Toronto has nearly 200 more cranes dotting its skyline than 14 other major North American cities.

According to the latest Crane Index from Rider Levett Bucknall (RLB), there were 238 cranes across Toronto in Q1 2023. The vast majority were dedicated to the residential construction industry, at 139, followed by commercial construction, at 35. Thirty-three were for mixed-use projects, while 10 were allotted to hospitality projects.

The significant number of cranes devoted to residential construction comes as the city works towards the Government of Ontario's target of building 285K new homes in Toronto by 2031. 

Toronto cranes 1Rider Levett Bucknall

Toronto's staggering number of cranes is not only the highest out of the 14 cities included on the index, but outpaces second-place Seattle's 51 cranes by 187, and third-place Los Angeles' 47 cranes by 191. Calgary, the only other Canadian city on the index, had 20 cranes in the first quarter of the year.

Released bi-quarterly, the Crane Index tracks the number of fixed cranes on construction sites across North America. The Q1 2023 iteration found an increase of 7.04%, or 34 cranes, from Q3 2022. While eight cities saw the number of cranes increase, four maintained the same count and two saw the number of cranes decline. Rider Levett Bucknall expects the number of cranes to remain high throughout 2023.

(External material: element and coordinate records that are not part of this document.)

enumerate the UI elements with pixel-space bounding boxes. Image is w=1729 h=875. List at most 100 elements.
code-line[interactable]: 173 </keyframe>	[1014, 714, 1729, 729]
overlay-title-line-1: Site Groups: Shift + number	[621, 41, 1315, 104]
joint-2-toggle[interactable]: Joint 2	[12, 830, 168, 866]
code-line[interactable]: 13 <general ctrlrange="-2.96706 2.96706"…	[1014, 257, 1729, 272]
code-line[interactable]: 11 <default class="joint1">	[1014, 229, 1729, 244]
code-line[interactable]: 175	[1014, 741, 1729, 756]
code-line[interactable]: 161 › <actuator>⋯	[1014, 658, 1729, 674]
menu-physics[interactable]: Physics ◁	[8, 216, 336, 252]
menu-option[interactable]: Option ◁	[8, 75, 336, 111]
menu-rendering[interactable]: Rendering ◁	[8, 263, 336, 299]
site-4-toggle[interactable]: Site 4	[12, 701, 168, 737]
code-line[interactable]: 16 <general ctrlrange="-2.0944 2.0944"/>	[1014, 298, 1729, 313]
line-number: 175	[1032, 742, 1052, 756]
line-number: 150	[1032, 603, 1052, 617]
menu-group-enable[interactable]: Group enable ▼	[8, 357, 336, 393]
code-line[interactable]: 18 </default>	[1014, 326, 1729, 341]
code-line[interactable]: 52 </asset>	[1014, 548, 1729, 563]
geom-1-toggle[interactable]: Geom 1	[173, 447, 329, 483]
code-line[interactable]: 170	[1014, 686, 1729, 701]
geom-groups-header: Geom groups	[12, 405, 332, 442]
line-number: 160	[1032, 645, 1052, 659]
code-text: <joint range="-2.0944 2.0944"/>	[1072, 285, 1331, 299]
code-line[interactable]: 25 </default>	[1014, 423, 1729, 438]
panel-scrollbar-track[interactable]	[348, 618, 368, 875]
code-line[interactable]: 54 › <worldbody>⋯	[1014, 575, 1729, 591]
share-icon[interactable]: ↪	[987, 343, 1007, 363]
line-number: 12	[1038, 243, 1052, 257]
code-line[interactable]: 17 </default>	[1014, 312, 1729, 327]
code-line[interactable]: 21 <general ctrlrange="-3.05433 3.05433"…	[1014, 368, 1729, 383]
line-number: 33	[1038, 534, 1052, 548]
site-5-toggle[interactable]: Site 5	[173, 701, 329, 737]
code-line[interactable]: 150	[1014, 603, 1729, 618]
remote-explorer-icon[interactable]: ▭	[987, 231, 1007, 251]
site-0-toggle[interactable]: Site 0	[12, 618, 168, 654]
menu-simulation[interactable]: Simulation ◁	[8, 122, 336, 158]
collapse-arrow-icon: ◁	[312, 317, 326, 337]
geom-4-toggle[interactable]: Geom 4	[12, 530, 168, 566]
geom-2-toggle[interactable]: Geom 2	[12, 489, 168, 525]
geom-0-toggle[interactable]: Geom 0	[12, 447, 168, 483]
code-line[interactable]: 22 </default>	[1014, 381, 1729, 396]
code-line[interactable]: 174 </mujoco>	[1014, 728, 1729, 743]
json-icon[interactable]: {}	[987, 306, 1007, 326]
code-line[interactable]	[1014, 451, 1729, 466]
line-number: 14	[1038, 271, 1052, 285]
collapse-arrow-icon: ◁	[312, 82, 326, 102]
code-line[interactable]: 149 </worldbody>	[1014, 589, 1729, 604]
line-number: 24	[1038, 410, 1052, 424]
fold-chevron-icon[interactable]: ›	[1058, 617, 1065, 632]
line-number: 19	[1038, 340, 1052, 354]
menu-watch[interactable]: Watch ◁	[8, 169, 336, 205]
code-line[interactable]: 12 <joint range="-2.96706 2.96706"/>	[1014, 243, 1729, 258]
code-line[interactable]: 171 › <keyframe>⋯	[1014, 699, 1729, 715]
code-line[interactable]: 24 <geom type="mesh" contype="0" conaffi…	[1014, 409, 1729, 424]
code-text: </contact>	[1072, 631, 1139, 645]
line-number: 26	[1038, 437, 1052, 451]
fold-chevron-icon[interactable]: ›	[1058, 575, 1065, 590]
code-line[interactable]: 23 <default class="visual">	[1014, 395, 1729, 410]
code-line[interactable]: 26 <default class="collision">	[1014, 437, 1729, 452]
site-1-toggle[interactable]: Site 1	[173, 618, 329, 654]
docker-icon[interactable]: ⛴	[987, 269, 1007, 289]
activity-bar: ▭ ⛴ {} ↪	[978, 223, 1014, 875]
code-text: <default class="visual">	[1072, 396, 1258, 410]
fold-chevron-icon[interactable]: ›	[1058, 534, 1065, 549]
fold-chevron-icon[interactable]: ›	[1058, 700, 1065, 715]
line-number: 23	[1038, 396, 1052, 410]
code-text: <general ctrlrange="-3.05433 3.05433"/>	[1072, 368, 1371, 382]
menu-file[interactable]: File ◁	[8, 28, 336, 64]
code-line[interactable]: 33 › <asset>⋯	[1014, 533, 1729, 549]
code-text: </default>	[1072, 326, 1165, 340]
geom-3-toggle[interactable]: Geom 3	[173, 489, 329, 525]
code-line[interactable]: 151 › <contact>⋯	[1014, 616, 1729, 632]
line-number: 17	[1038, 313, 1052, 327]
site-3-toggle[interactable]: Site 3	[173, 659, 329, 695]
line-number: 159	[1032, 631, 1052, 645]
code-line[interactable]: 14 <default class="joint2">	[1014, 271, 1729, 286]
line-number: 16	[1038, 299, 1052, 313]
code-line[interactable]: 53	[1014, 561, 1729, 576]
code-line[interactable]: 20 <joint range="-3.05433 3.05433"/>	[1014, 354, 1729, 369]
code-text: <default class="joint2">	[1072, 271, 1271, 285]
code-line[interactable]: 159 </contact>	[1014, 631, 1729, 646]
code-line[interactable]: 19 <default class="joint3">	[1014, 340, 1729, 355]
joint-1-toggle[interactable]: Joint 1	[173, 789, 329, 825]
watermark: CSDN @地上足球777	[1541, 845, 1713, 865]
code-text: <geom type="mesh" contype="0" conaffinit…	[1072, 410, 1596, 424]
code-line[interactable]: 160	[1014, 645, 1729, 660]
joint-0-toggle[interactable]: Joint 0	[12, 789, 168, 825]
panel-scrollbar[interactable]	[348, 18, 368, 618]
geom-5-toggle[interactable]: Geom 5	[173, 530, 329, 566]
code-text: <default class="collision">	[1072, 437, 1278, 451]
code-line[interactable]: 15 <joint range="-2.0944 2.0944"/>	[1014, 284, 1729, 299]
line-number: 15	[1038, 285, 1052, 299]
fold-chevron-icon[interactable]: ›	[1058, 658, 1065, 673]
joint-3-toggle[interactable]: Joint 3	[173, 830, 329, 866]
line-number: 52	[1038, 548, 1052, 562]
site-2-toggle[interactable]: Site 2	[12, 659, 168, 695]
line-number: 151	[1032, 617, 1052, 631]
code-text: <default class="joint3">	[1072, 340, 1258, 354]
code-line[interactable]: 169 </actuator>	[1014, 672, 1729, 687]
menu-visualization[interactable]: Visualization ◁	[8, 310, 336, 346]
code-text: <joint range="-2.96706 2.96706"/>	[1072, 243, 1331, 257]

Toronto cranes 2 1024x663Rider Levett Bucknall

"Despite continued workforce challenges and economic uncertainties are still concerns for the coming year, we are continuing to see new projects break ground within our 14 key markets. This indicates that investments are continuing to be made into our cities," the index noted.

"Notwithstanding concerns for the housing market, residential and mixed-use projects make up 73% of the overall count. We anticipate the number of cranes to remain high into 2023. Despite uncertain market conditions, construction projects will continue to break ground, albeit at a cost."

Toronto's overall crane count increased by eight; even though 31 projects have wrapped over the last six months, this latest figure includes 37 new projects. By project type, residential saw the most significant increase, adding 13 cranes, while commercial projects dropped by six cranes.

Despite the notable number of cranes, Toronto's construction industry is facing a "monumental" labour shortage. To fill the gap left by the impending retirement of 43K construction workers, the Government of Ontario has pledged to double the number of skilled immigrants in the province by 2025.

In a Quarterly Construction Cost Report released alongside the crane report, RLB noted that residential construction in Ontario is being displaced by large infrastructure projects, which will likely cause completion delays to the former.

However, there is a high demand for building in the province, which is further supported by a growing population and increasing need to update infrastructure. As a result, the general forecast for Ontario's construction sector is "extremely favourable."